Pay per click is a term used to describe the form of Internet advertising characterized by ads (typically banner ads) placed on third-party websites with the goal of inducing the website user to click through to another website or web experience. The details can be simple or complex, with models operating either on a per-click rate or a flat rate.
Large sites (like Google and Yahoo!) display specific ads based on keywords and search terms, which allows PPC ads to be targeted to users who are more likely to be receptive to the products or offers being promoted in the ads. And while this, in theory, should convert a high percentage of views into customers, a recent study by Nielsen.com offers some interesting data.
Even with the targeted placement of PPC links, it turns out that only 23% of searchers click PPC links. Compare with that number the 42% of searchers who click the top-ranked natural result in the search engine. The latter result is based primarily on relevance and strong SEO.

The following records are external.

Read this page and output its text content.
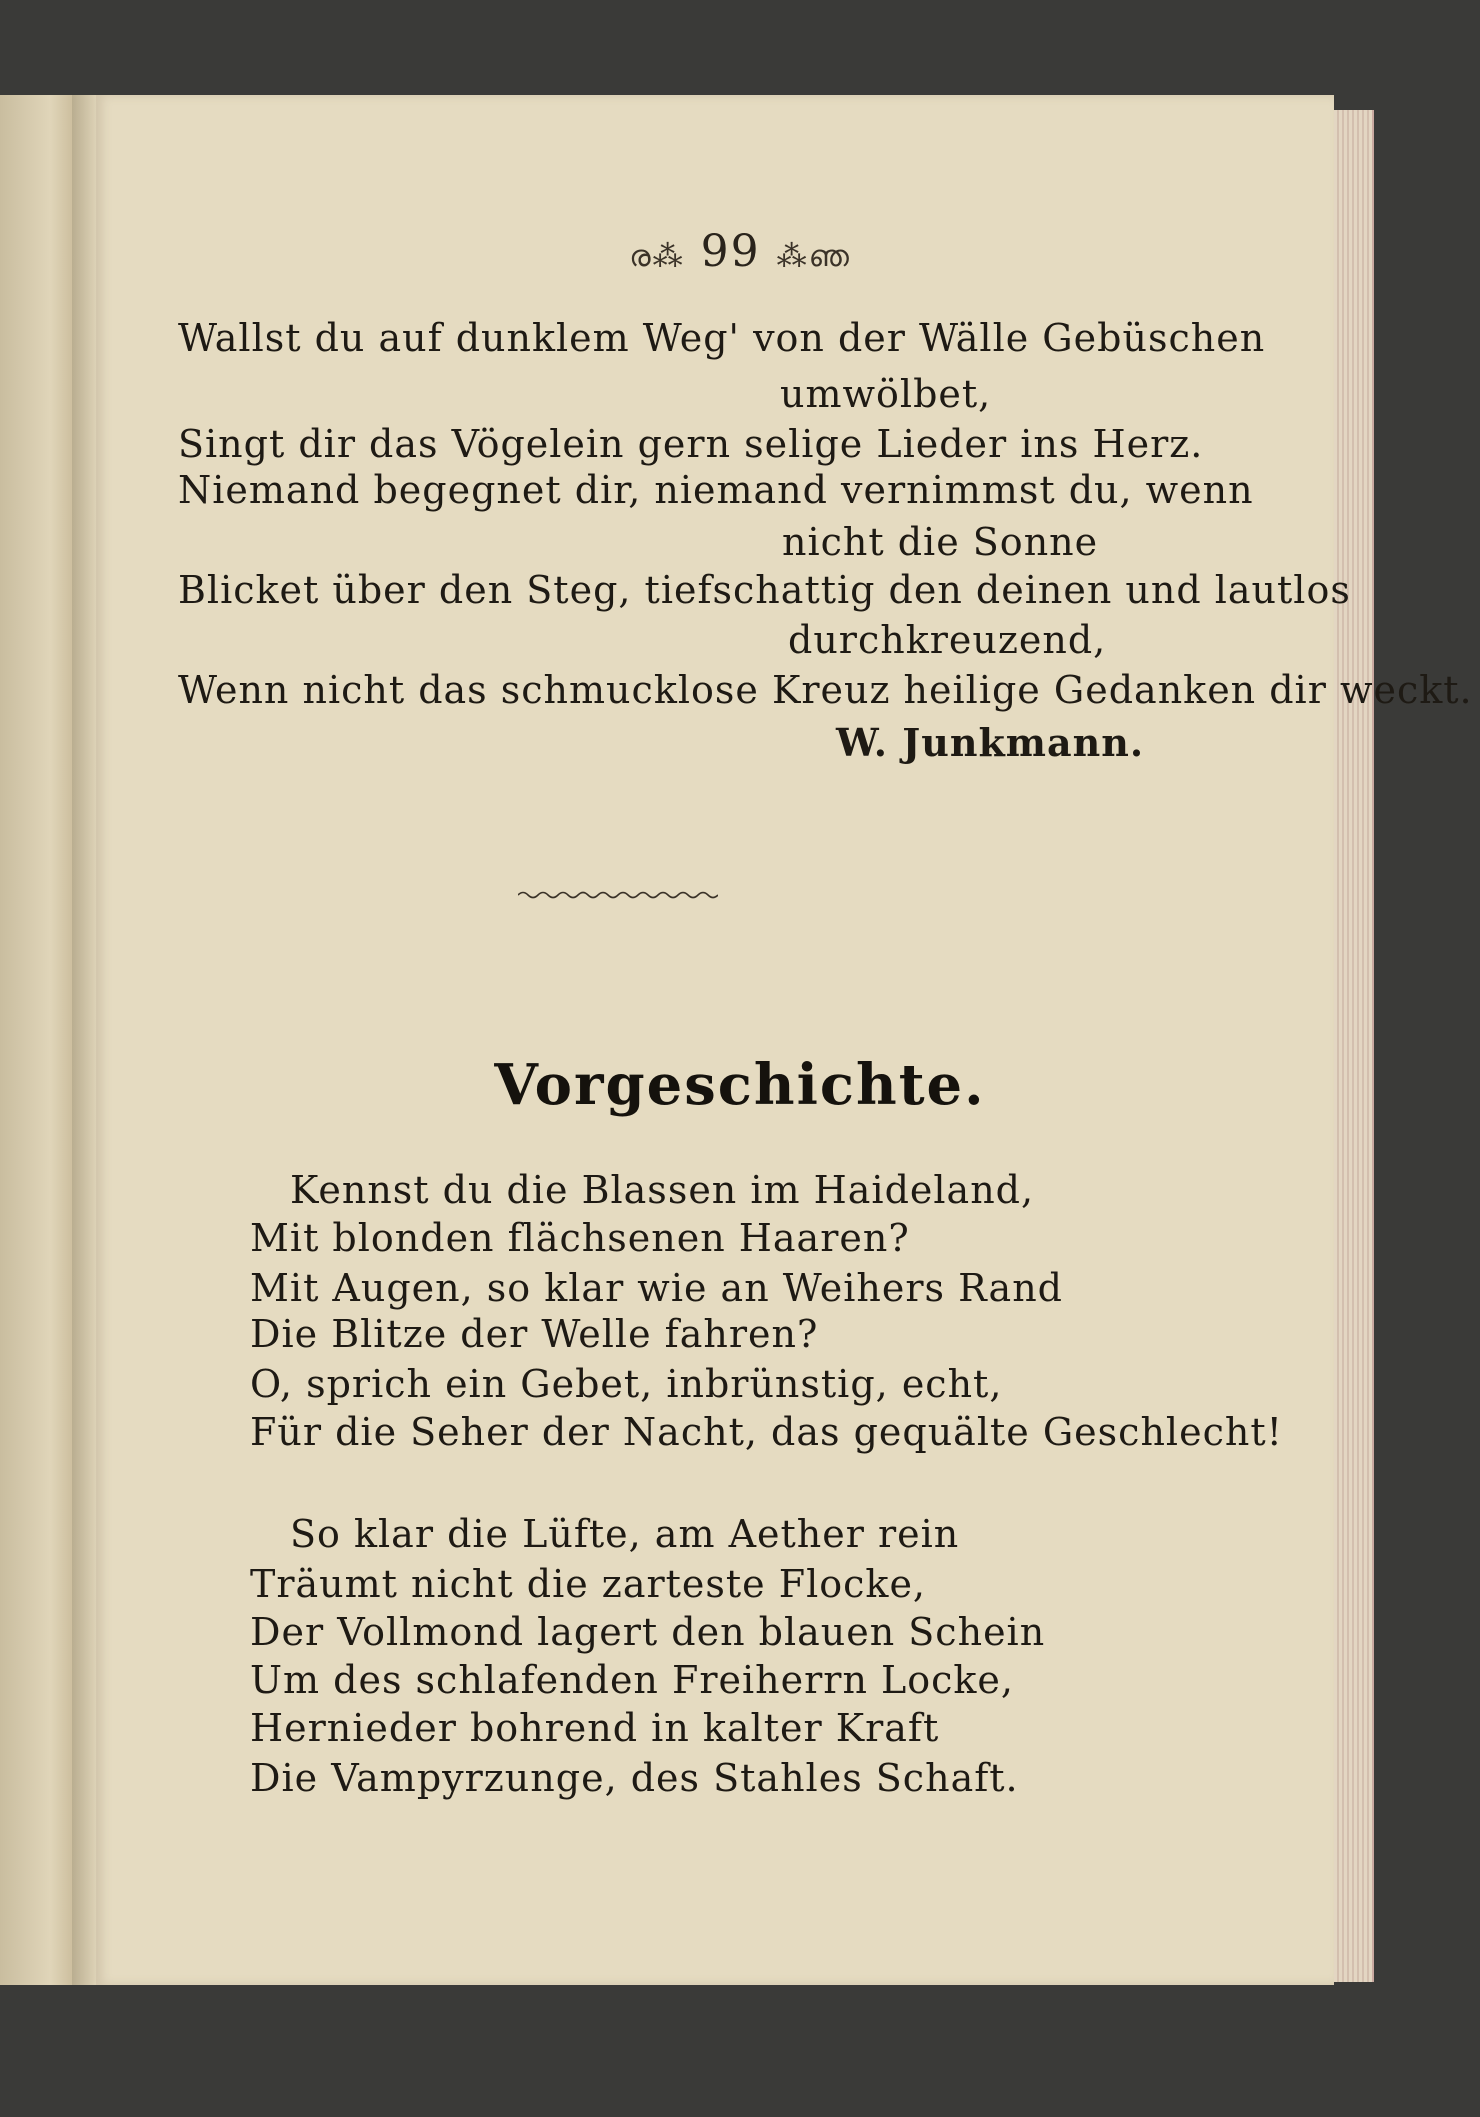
ര⁂ 99 ⁂ഞ
Wallst du auf dunklem Weg' von der Wälle Gebüschen
umwölbet,
Singt dir das Vögelein gern selige Lieder ins Herz.
Niemand begegnet dir, niemand vernimmst du, wenn
nicht die Sonne
Blicket über den Steg, tiefschattig den deinen und lautlos
durchkreuzend,
Wenn nicht das schmucklose Kreuz heilige Gedanken dir weckt.
W. Junkmann.
Vorgeschichte.
Kennst du die Blassen im Haideland,
Mit blonden flächsenen Haaren?
Mit Augen, so klar wie an Weihers Rand
Die Blitze der Welle fahren?
O, sprich ein Gebet, inbrünstig, echt,
Für die Seher der Nacht, das gequälte Geschlecht!
So klar die Lüfte, am Aether rein
Träumt nicht die zarteste Flocke,
Der Vollmond lagert den blauen Schein
Um des schlafenden Freiherrn Locke,
Hernieder bohrend in kalter Kraft
Die Vampyrzunge, des Stahles Schaft.
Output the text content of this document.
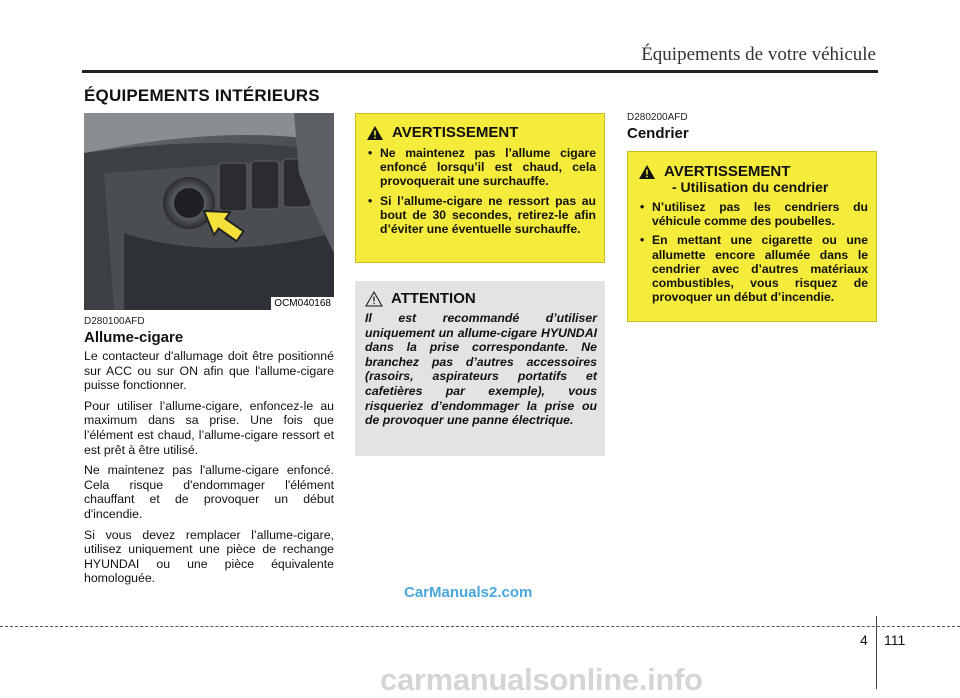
Équipements de votre véhicule
ÉQUIPEMENTS INTÉRIEURS
OCM040168
D280100AFD
Allume-cigare

Le contacteur d'allumage doit être positionné sur ACC ou sur ON afin que l'allume-cigare puisse fonctionner.

Pour utiliser l’allume-cigare, enfoncez-le au maximum dans sa prise. Une fois que l’élément est chaud, l’allume-cigare ressort et est prêt à être utilisé.

Ne maintenez pas l'allume-cigare enfoncé. Cela risque d'endommager l'élément chauffant et de provoquer un début d'incendie.

Si vous devez remplacer l’allume-cigare, utilisez uniquement une pièce de rechange HYUNDAI ou une pièce équivalente homologuée.

AVERTISSEMENT
• Ne maintenez pas l’allume cigare enfoncé lorsqu’il est chaud, cela provoquerait une surchauffe.
• Si l’allume-cigare ne ressort pas au bout de 30 secondes, retirez-le afin d’éviter une éventuelle surchauffe.
ATTENTION
Il est recommandé d’utiliser uniquement un allume-cigare HYUNDAI dans la prise correspondante. Ne branchez pas d’autres accessoires (rasoirs, aspirateurs portatifs et cafetières par exemple), vous risqueriez d’endommager la prise ou de provoquer une panne électrique.
D280200AFD
Cendrier
AVERTISSEMENT
- Utilisation du cendrier
• N’utilisez pas les cendriers du véhicule comme des poubelles.
• En mettant une cigarette ou une allumette encore allumée dans le cendrier avec d’autres matériaux combustibles, vous risquez de provoquer un début d’incendie.
CarManuals2.com
4 111
carmanualsonline.info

In addition, when searchers are narrowed down to actual buyers (customers), PPC still lags behind SEO in conversion rate, as PPC links produce 25% fewer sales than are achieved through the natural search engine results. So while PPC ads are highly targeted, one can assume the average consumer treats them with more skepticism. Presuming that search results are more unbiased and merit-based, consumer confidence clearly backs search engine algorithms. All of this serves as more incentive for business owners to continue spending on SEO rather than PPC.